Most stories equated police & demonstrator violence. The Guardian reports: "television images showed furious women chasing police officers and pounding them with canes; other footage showed policemen beating dozens of protesting Honda workers with bamboo sticks and firing shots into the air."

Carnage, mayhem - all things to offend shocked liberal sensibilities. However, when real things like wages & jobs are at stake, schoolmaster sensibilities ("I don't care who started it!") don't wash. Particularly when those who are supposed to settle fights - the police - are being brutal monsters. Compare these two accounts, first from The Financial Express, Honda Episode Rocks House:
Hundreds of Honda workers were injured on Monday when they engaged in fisticuffs with the police outside the company’s plant. The workers were protesting against the management demanding higher wages.
... workers fighting back

Now, the Times of India, 700 workers injured in clash with Gurgaon police:
At least 75 workers were rushed to hospital and many more injured when incensed Haryana policemen went berserk and thrashed agitating workers of Honda Motorcycles and Scooters India (HMSI) here on Monday.

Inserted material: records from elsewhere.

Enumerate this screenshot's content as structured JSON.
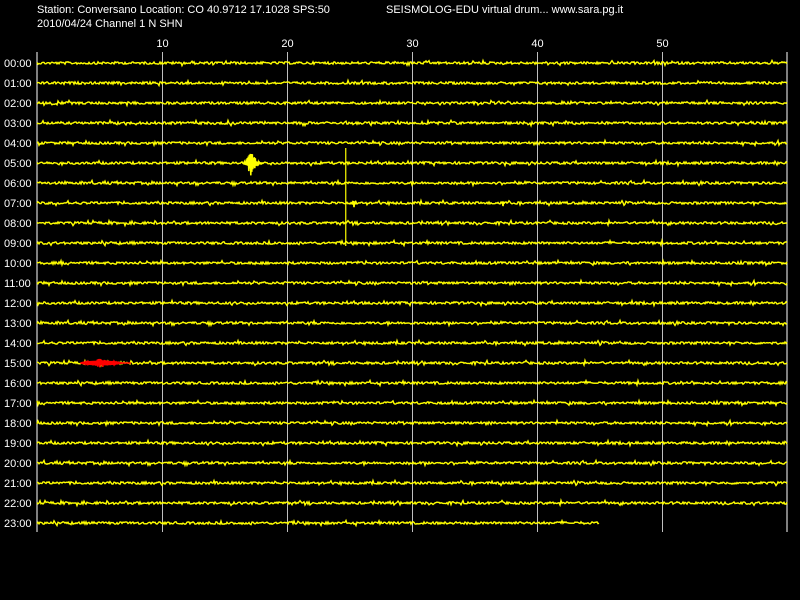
{
  "header": {
    "station_line": "Station: Conversano Location: CO 40.9712 17.1028 SPS:50",
    "date_line": "2010/04/24  Channel 1 N SHN",
    "title_line": "SEISMOLOG-EDU virtual drum... www.sara.pg.it"
  },
  "drum": {
    "minute_ticks": [
      "10",
      "20",
      "30",
      "40",
      "50"
    ],
    "minute_tick_values": [
      10,
      20,
      30,
      40,
      50
    ],
    "minutes_per_row": 60,
    "hour_labels": [
      "00:00",
      "01:00",
      "02:00",
      "03:00",
      "04:00",
      "05:00",
      "06:00",
      "07:00",
      "08:00",
      "09:00",
      "10:00",
      "11:00",
      "12:00",
      "13:00",
      "14:00",
      "15:00",
      "16:00",
      "17:00",
      "18:00",
      "19:00",
      "20:00",
      "21:00",
      "22:00",
      "23:00"
    ],
    "last_row_end_minute": 45,
    "colors": {
      "background": "#000000",
      "trace": "#ffff00",
      "highlight_trace": "#ff0000",
      "grid": "#ffffff",
      "text": "#ffffff"
    },
    "events": [
      {
        "row": 5,
        "minute": 16.5,
        "duration": 1.6,
        "amplitude": 15,
        "color": "trace"
      },
      {
        "row": 4,
        "minute": 24.7,
        "duration": 0.15,
        "amplitude": 0,
        "spike_to_row": 9,
        "color": "trace"
      },
      {
        "row": 7,
        "minute": 25.2,
        "duration": 0.4,
        "amplitude": 5,
        "color": "trace"
      },
      {
        "row": 7,
        "minute": 37.2,
        "duration": 0.2,
        "amplitude": 5,
        "color": "trace"
      },
      {
        "row": 15,
        "minute": 3.5,
        "duration": 4.0,
        "amplitude": 5,
        "color": "highlight_trace"
      }
    ]
  }
}
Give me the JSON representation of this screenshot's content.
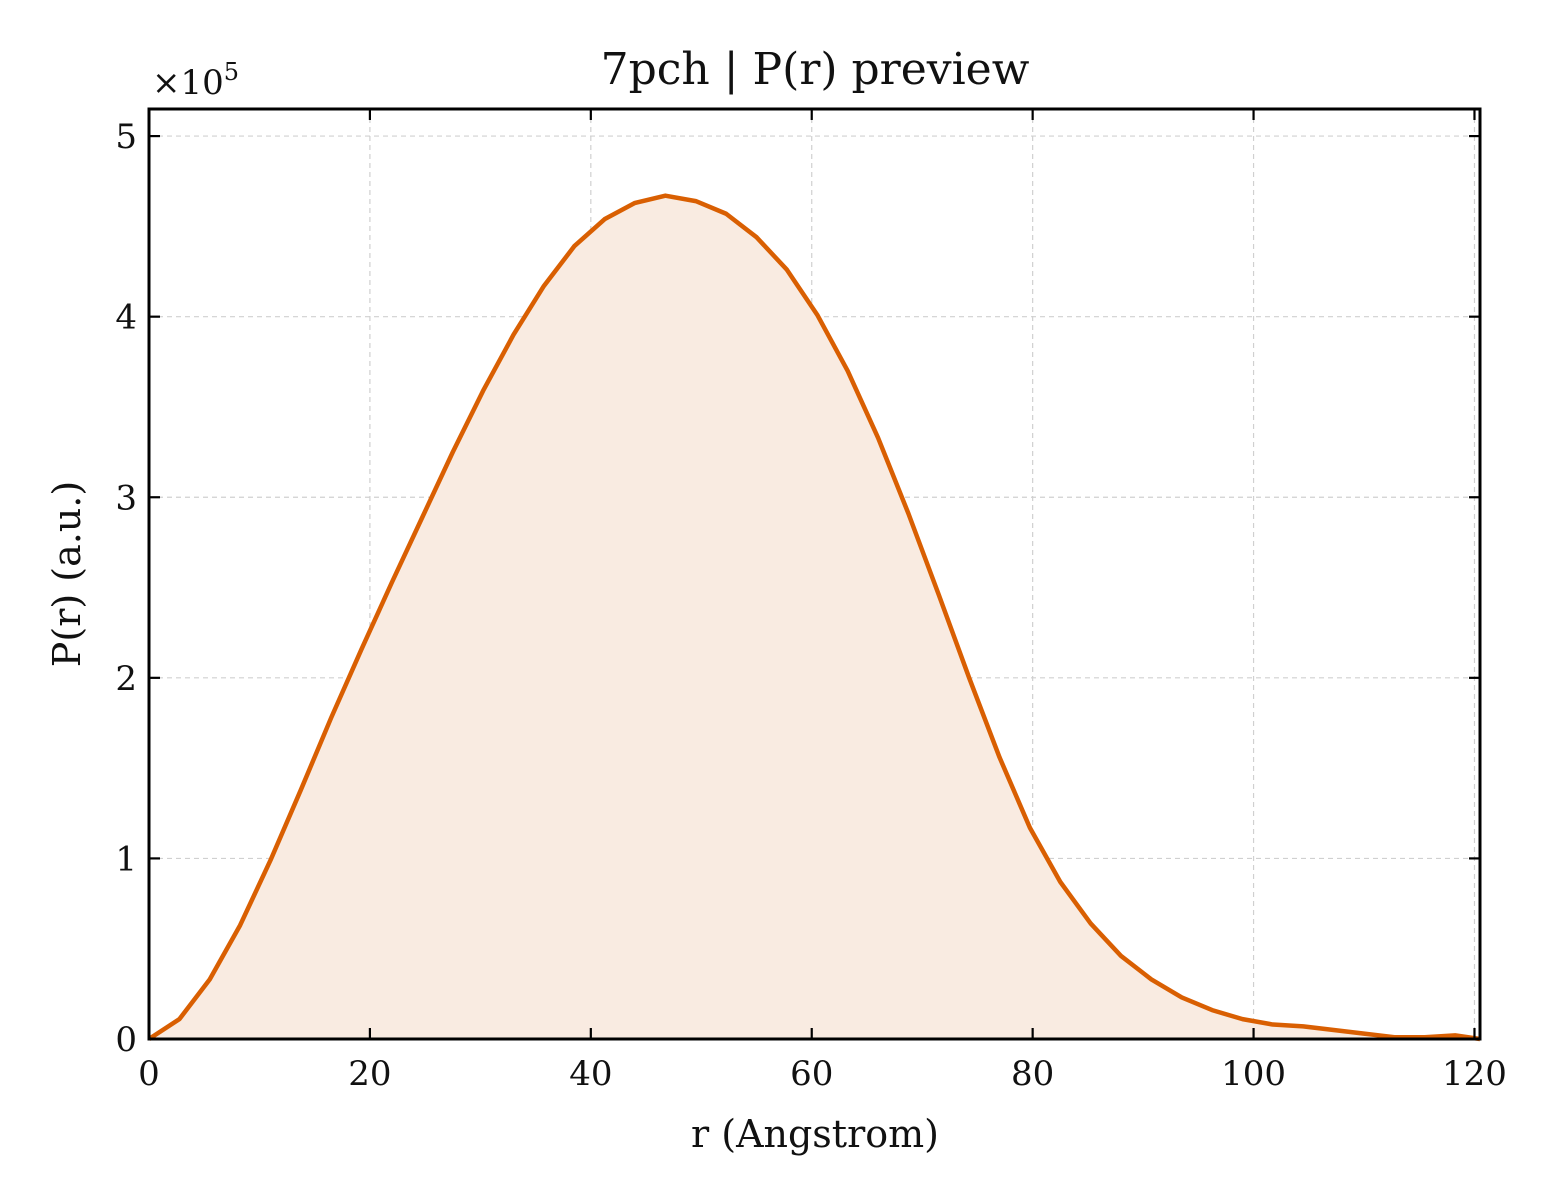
{
  "chart_data": {
    "type": "area",
    "title": "7pch | P(r) preview",
    "xlabel": "r (Angstrom)",
    "ylabel": "P(r) (a.u.)",
    "y_multiplier_prefix": "×10",
    "y_multiplier_exponent": "5",
    "xlim": [
      0,
      120.5
    ],
    "ylim": [
      0,
      5.15
    ],
    "y_scale": 100000,
    "xticks": [
      0,
      20,
      40,
      60,
      80,
      100,
      120
    ],
    "yticks": [
      0,
      1,
      2,
      3,
      4,
      5
    ],
    "grid": true,
    "line_color": "#d95f02",
    "fill_color": "#f9ebe1",
    "series": [
      {
        "x": [
          0,
          2.75,
          5.5,
          8.25,
          11,
          13.75,
          16.5,
          19.25,
          22,
          24.75,
          27.5,
          30.25,
          33,
          35.75,
          38.5,
          41.25,
          44,
          46.75,
          49.5,
          52.25,
          55,
          57.75,
          60.5,
          63.25,
          66,
          68.75,
          71.5,
          74.25,
          77,
          79.75,
          82.5,
          85.25,
          88,
          90.75,
          93.5,
          96.25,
          99,
          101.75,
          104.5,
          107.25,
          110,
          112.75,
          115.5,
          118.25,
          121
        ],
        "y": [
          0.0,
          0.11,
          0.33,
          0.63,
          0.99,
          1.38,
          1.78,
          2.16,
          2.53,
          2.89,
          3.25,
          3.59,
          3.9,
          4.17,
          4.39,
          4.54,
          4.63,
          4.67,
          4.64,
          4.57,
          4.44,
          4.26,
          4.01,
          3.7,
          3.33,
          2.91,
          2.46,
          2.0,
          1.56,
          1.17,
          0.87,
          0.64,
          0.46,
          0.33,
          0.23,
          0.16,
          0.11,
          0.08,
          0.07,
          0.05,
          0.03,
          0.01,
          0.01,
          0.02,
          0.0
        ]
      }
    ]
  }
}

Trouble broke out when the workers, staging a protest march, were confronted by police in the Civil Lines area. On being held back, the workers injured a deputy superintendent of police and set fire to the SDM’s vehicle. This acted as a trigger for the police to unleash massive retaliatory violence.
The second account gives blow-by-blow detail which, not coincidentally, shows the police provoking and then attacking demonstrators.
Eyewitnesses... said the policemen were not so much interested in dispersing the mob, as to thrash the workers black and blue by ringing them in from all sides....

After beating the workers into submission — and indeed some of them senseless — the police pressed home its advantage by heaping humiliation. The workers were made to hold their ears, and crouch while running, among other things.
The article's pro-worker 'bias' is there because the journalist actually spoke to some workers. In other words, she did real research, something that's sorely lacking in most accounts of demonstrations.

Another article quotes a lawyer for arrested workers describing the action:
To beat up the people so brutally that they won't stand up again," Fernandes said describing the action as an "effort to finish off the workers agitation."
The candour is refreshing; too bad the lawyer had to be tortured for two days before someone would quote him. My heart goes out to those men & women. Fuck the state, the capitalists and the police - nothing is stronger than workers' power.